On 15 July 2024 he was arrested in connection with a public order incident in Coolock. He was released on conditional bail, which included agreeing to stay away from the former Crown Paint factory in Coolock. In February 2025, he was convicted of failing to follow a garda's direction to leave the area; he was fined €500 and given a two-month suspended sentence. The judge in the case stated that the accused was "not protected by the claim of being a journalist, or a citizen journalist, or a credited journalist, or a judge or a priest or whatever, you are still subject to the rigours of section 8 of the Public Order Act". At the time of the case, Dwyer was described as a trainee journalist with sporadic income of €500 a year and was reliant on social welfare.

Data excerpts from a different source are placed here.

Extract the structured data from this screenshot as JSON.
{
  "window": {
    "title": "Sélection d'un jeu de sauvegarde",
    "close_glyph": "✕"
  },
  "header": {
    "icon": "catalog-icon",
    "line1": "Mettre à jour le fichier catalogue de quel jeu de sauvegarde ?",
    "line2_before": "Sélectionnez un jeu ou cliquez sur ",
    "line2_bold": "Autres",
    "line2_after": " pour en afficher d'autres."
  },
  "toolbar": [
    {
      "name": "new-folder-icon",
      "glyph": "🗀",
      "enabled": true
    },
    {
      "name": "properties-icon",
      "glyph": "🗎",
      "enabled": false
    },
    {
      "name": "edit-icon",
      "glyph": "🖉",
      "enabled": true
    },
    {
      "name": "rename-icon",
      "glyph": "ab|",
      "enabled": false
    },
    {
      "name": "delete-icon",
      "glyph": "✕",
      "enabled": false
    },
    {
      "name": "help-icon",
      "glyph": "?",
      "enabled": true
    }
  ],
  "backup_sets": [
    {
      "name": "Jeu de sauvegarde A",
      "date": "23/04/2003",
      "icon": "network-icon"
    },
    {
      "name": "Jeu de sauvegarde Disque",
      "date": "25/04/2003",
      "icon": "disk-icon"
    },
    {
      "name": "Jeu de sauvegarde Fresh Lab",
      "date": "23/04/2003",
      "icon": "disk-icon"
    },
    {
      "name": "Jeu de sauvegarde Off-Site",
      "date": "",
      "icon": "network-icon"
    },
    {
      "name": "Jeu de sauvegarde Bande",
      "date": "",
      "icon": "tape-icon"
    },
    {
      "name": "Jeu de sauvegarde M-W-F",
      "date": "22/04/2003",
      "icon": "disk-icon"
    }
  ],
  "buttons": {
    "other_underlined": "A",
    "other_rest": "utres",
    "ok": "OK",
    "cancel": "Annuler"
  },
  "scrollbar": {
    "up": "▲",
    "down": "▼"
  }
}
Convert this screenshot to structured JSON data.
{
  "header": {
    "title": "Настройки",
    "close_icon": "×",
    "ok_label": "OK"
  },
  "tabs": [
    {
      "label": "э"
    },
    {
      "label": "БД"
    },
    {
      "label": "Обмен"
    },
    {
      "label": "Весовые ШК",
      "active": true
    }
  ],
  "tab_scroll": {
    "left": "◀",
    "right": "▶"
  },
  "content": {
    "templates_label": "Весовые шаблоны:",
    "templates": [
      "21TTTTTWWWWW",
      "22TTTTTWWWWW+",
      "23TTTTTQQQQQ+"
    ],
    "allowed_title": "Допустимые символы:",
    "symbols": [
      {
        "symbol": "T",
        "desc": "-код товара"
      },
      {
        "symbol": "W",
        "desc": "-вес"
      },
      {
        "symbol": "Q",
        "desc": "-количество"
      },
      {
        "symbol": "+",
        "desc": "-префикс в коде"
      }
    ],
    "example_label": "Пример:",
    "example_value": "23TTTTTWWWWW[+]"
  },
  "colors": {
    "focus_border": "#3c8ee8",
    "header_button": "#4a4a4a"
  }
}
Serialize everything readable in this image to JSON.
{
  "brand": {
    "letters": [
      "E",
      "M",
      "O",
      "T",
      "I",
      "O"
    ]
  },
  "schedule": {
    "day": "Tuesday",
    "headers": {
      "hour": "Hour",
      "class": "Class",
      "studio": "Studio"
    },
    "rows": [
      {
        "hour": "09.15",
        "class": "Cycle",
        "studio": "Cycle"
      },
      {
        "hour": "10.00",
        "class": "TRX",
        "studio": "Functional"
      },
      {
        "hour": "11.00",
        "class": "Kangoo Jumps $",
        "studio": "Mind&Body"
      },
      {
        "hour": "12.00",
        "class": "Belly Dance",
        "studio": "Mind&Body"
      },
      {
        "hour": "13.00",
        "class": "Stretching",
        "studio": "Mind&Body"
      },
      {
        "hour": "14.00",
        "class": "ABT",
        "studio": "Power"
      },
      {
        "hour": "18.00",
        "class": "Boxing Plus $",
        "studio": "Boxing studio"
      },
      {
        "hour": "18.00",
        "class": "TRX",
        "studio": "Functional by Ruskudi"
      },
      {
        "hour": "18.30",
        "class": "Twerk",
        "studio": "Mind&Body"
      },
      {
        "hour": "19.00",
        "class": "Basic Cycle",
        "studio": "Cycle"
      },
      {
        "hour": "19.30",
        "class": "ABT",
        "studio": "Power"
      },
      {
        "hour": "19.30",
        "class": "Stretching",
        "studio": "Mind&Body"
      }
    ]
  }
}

In November 2024, Gardaí began investigating Dwyer for allegedly assaulting a 66-year-old disabled pensioner, the father of Wicklow's People Before Profit candidate Kellie McConnell, in Bray, County Wicklow. Dwyer, seen in a video brandishing an extendable baton, allegedly pushed the man to the ground and produced the baton. In August 2025, Dwyer appeared before Bray District Court and was charged with affray. In February 2026, he was found guilty and given a three-month prison sentence, suspended for twelve months, and a fine of €750.

In March 2025, a judge convicted Dwyer of trespassing at a direct provision centre at Magowna House in Inch, County Clare in May 2023. A staff member testified that Dwyer was "making me and my staff feel afraid and unsafe". The judge imposed a €500 fine. He appealed the conviction to the circuit court, but his conviction was upheld.

== Personal life ==
In 2020, Dwyer was described on the National Party's website as "a property manager from Tallaght" and "father of three". As of early 2025, Dwyer was not employed. While the National Party's website described him as "deeply committed to promoting Irish culture and heritage", a number of outlets noted the irony of Dwyer's inability to speak Irish.